Der angeklagte Rottweiler Student mit seinen Anwälten. Er ist vom Totschlagsvorwurf freigesprochen worden. Foto: Weigel

Prozess: 27-jähriger Angeklagter hat möglicherweise in Notwehr gehandelt. Messerstich ist erwiesen.

Rottweil/Marburg - Ein 27-jähriger Student aus Rottweil wurde am Montag vor der Schwurgerichtskammer des Marburger Landgerichts vom Vorwurf des Totschlags freigesprochen.

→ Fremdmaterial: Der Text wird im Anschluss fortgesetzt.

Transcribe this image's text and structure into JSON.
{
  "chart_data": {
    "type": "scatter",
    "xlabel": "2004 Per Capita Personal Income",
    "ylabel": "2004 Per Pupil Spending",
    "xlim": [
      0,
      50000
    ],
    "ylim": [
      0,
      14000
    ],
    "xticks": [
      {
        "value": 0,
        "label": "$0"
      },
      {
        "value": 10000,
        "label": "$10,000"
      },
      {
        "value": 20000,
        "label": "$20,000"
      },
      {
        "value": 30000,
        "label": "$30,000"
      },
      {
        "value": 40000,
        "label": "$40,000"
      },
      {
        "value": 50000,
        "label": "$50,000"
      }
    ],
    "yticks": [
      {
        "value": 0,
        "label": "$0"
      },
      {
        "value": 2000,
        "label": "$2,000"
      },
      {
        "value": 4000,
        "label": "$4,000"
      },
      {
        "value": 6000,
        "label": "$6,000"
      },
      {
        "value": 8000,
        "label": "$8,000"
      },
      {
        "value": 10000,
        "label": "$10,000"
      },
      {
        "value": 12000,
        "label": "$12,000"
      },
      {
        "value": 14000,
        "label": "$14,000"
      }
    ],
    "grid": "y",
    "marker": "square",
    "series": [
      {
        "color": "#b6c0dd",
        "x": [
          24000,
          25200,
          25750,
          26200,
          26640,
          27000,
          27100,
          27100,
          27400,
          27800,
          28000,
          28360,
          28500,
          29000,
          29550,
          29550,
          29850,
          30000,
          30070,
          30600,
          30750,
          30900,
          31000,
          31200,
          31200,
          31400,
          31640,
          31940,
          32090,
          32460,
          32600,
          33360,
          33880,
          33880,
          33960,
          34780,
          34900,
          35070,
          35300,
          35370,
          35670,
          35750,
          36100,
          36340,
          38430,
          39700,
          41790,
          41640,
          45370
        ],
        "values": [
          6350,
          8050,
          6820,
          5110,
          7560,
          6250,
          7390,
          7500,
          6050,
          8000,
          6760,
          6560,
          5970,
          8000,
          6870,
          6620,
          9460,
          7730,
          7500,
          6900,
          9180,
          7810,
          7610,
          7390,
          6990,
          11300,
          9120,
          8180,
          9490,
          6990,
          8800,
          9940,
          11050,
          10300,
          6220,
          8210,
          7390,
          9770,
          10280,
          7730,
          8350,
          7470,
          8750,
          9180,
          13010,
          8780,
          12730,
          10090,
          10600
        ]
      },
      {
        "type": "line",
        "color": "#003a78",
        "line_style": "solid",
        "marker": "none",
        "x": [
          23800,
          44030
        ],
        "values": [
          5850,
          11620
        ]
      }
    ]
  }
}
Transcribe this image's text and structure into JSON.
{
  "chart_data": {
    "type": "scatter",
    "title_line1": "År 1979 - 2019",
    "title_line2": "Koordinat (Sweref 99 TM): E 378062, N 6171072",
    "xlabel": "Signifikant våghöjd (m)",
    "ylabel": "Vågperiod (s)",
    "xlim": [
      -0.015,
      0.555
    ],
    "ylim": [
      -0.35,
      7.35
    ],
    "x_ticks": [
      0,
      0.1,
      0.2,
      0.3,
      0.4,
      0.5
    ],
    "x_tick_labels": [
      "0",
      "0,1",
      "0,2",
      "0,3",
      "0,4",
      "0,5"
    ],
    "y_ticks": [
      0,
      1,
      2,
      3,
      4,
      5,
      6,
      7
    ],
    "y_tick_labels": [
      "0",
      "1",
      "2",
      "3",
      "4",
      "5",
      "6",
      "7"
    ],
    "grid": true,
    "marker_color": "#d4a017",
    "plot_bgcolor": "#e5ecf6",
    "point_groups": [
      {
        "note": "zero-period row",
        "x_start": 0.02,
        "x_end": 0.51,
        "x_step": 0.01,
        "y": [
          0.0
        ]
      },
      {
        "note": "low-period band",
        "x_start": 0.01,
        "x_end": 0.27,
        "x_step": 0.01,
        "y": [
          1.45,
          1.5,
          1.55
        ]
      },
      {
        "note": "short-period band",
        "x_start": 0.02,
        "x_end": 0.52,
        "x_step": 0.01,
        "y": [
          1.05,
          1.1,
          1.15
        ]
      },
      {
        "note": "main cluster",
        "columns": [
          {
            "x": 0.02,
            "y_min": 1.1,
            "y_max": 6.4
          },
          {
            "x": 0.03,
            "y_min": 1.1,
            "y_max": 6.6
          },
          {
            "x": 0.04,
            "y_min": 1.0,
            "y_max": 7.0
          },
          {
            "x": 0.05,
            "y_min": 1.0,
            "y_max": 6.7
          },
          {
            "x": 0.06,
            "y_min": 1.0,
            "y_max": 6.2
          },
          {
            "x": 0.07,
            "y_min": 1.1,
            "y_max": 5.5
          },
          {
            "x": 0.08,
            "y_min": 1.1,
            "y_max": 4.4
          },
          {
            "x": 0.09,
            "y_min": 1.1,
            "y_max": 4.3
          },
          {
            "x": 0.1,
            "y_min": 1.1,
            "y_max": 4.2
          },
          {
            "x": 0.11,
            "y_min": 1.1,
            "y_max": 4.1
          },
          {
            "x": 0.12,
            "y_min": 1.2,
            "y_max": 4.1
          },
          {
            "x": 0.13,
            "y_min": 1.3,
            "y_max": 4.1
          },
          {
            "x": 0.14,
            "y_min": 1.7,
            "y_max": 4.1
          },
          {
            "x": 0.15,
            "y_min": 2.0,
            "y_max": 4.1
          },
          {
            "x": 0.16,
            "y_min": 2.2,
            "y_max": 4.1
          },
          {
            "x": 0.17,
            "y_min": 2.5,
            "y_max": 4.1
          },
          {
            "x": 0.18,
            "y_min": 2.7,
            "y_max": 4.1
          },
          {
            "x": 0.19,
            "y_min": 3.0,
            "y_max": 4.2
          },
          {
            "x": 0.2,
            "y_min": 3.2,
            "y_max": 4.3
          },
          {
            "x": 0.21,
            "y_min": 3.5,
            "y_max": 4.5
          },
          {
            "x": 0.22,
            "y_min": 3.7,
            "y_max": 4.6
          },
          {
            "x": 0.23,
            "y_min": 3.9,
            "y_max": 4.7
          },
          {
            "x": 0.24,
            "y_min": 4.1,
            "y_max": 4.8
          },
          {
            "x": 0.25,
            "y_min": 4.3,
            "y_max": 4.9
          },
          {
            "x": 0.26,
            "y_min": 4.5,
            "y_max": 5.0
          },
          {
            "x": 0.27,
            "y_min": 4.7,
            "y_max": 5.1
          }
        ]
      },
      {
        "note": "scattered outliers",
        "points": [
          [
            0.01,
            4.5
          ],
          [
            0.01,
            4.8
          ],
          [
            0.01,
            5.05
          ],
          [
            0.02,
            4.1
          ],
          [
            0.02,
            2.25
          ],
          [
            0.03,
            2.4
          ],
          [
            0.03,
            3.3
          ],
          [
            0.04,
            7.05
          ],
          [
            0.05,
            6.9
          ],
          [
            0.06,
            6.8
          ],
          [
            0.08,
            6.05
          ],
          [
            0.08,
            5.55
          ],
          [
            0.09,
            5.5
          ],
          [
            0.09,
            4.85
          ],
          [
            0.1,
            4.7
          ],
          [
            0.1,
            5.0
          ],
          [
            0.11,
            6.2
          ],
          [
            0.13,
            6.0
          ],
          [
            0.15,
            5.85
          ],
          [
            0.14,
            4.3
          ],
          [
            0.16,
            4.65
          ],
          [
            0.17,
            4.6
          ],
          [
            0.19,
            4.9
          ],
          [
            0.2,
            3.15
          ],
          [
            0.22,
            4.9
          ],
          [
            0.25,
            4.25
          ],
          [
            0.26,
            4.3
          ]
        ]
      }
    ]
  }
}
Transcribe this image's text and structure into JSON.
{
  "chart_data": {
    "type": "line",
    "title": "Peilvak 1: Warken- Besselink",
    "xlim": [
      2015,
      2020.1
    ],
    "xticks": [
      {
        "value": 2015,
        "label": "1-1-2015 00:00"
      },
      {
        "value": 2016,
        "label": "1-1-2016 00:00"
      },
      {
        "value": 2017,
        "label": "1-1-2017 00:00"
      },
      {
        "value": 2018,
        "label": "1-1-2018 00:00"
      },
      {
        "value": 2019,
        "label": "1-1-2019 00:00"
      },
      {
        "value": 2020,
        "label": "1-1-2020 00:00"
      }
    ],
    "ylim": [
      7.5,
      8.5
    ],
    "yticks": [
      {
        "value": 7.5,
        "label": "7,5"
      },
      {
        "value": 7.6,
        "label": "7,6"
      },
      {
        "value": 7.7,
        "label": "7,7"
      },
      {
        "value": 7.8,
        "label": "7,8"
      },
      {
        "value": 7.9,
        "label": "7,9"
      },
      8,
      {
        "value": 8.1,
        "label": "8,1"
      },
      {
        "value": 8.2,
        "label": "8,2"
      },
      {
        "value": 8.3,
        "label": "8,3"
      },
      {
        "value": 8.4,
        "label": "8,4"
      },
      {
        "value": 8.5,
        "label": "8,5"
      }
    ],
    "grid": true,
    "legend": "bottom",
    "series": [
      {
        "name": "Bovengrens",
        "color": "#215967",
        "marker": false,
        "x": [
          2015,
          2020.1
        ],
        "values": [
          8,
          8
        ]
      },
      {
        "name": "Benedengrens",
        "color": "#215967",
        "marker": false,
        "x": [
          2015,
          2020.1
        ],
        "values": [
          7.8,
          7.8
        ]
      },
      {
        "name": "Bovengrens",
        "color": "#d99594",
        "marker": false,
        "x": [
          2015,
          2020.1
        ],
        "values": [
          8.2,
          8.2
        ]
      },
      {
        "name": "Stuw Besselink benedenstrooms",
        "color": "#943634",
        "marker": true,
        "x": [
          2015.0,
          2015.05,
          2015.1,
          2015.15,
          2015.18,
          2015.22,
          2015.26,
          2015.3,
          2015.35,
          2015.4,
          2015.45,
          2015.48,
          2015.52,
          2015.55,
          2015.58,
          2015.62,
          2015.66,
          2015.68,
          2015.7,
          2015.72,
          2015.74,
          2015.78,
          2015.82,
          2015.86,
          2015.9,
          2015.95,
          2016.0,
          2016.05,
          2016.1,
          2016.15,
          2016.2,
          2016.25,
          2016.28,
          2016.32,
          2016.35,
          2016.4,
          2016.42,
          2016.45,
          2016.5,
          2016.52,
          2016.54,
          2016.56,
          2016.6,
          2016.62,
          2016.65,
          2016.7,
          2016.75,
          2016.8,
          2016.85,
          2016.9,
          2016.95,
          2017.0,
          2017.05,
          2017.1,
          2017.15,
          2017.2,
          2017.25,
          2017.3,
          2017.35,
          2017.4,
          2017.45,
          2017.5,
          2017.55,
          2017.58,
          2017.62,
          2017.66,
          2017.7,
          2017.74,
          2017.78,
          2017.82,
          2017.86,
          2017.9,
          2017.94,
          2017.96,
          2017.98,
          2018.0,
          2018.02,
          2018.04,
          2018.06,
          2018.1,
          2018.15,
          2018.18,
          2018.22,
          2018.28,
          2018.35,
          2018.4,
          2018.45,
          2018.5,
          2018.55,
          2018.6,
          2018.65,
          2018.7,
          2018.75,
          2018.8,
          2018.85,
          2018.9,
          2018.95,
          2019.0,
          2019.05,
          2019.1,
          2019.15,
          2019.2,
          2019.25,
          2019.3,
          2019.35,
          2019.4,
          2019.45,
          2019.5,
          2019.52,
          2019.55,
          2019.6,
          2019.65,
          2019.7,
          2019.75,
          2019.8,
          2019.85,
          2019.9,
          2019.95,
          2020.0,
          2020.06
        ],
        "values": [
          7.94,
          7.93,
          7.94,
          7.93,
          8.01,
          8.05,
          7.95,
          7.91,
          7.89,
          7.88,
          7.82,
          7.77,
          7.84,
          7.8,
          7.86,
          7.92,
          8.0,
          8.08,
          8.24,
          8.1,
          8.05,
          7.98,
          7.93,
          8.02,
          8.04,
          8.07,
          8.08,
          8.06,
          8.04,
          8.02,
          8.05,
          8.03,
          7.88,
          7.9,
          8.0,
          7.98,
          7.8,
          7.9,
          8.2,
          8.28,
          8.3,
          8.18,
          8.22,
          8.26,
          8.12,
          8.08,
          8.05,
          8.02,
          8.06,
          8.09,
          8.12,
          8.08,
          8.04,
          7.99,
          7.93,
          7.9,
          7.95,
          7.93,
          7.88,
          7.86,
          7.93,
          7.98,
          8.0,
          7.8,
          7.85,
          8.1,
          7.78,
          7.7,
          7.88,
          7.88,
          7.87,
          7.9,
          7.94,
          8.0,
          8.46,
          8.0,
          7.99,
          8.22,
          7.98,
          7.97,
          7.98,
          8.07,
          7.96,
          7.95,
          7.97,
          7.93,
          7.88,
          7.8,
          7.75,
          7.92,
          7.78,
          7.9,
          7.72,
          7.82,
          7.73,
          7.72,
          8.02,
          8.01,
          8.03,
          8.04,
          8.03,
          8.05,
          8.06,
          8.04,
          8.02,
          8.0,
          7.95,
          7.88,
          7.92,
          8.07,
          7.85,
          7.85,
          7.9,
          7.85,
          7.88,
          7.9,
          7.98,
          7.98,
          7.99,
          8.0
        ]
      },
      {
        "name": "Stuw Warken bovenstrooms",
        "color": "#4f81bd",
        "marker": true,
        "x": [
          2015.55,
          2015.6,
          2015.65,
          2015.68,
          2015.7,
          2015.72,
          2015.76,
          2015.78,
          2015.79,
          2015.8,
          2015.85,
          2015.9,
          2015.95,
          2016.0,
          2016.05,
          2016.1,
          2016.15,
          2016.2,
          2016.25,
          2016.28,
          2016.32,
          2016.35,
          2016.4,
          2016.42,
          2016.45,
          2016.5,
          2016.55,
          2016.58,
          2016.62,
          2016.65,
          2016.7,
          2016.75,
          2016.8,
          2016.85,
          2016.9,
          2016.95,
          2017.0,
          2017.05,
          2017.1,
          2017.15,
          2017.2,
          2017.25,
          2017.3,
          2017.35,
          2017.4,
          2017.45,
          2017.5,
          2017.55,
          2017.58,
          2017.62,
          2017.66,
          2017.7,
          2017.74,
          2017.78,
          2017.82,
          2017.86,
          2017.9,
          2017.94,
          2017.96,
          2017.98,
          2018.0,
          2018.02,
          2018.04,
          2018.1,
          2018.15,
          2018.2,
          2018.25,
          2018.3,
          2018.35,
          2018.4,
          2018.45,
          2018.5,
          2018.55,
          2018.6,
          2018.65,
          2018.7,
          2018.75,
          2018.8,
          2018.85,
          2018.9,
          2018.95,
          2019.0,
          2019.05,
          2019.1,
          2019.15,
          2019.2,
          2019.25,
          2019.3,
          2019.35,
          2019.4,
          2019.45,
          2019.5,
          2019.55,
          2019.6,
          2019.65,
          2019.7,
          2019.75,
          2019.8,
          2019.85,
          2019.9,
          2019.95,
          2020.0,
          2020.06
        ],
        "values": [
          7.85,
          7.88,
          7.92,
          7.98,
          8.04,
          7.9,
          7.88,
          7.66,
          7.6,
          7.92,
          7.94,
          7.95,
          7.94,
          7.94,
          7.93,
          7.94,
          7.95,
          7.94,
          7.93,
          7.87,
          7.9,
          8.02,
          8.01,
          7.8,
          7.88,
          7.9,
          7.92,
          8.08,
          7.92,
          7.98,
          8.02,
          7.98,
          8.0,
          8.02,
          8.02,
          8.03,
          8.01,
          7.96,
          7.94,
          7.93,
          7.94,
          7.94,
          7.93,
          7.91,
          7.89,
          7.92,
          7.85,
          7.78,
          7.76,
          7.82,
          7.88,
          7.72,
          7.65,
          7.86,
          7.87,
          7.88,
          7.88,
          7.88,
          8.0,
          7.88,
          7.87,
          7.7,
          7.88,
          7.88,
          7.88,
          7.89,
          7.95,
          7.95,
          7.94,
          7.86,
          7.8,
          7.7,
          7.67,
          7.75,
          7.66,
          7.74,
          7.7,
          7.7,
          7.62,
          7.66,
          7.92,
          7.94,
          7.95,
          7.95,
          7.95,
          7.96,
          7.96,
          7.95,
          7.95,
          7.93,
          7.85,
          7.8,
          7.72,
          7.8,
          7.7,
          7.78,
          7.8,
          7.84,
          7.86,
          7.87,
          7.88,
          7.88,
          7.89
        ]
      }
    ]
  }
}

Es könne nicht ausgeschlossen werden, so hieß es in de Urteilsbegründung, dass es sich bei den tödlichen Messerstichen am frühen Morgen des 12. Oktober 2014 in Marburg um eine Notwehr-Lage gehandelt habe. Ein 20-jähriger Student war bei einem eskalierenden Streit zwischen zwei rivalisierenden Gruppen durch einen Messerstich ins Herz gestorben. Unser Kollege der Oberhessischen Presse berichtet:

Mit unbewegten Gesichtern nahmen der Angeklagte und seine drei Verteidiger gestern das Urteil zur Kenntnis. Auf das Recht des letzten Wortes hatte der Angeklagte verzichtet, nachdem er zu Beginn der Hauptverhandlung sein großes Bedauern über das tödliche Ende des Streits vor einem Nachtclub ausgedrückt hatte. "Es war ein tragisches Ereignis", sagte Sascha Marks, einer der Verteidiger im Anschluss an die Urteilsverkündung.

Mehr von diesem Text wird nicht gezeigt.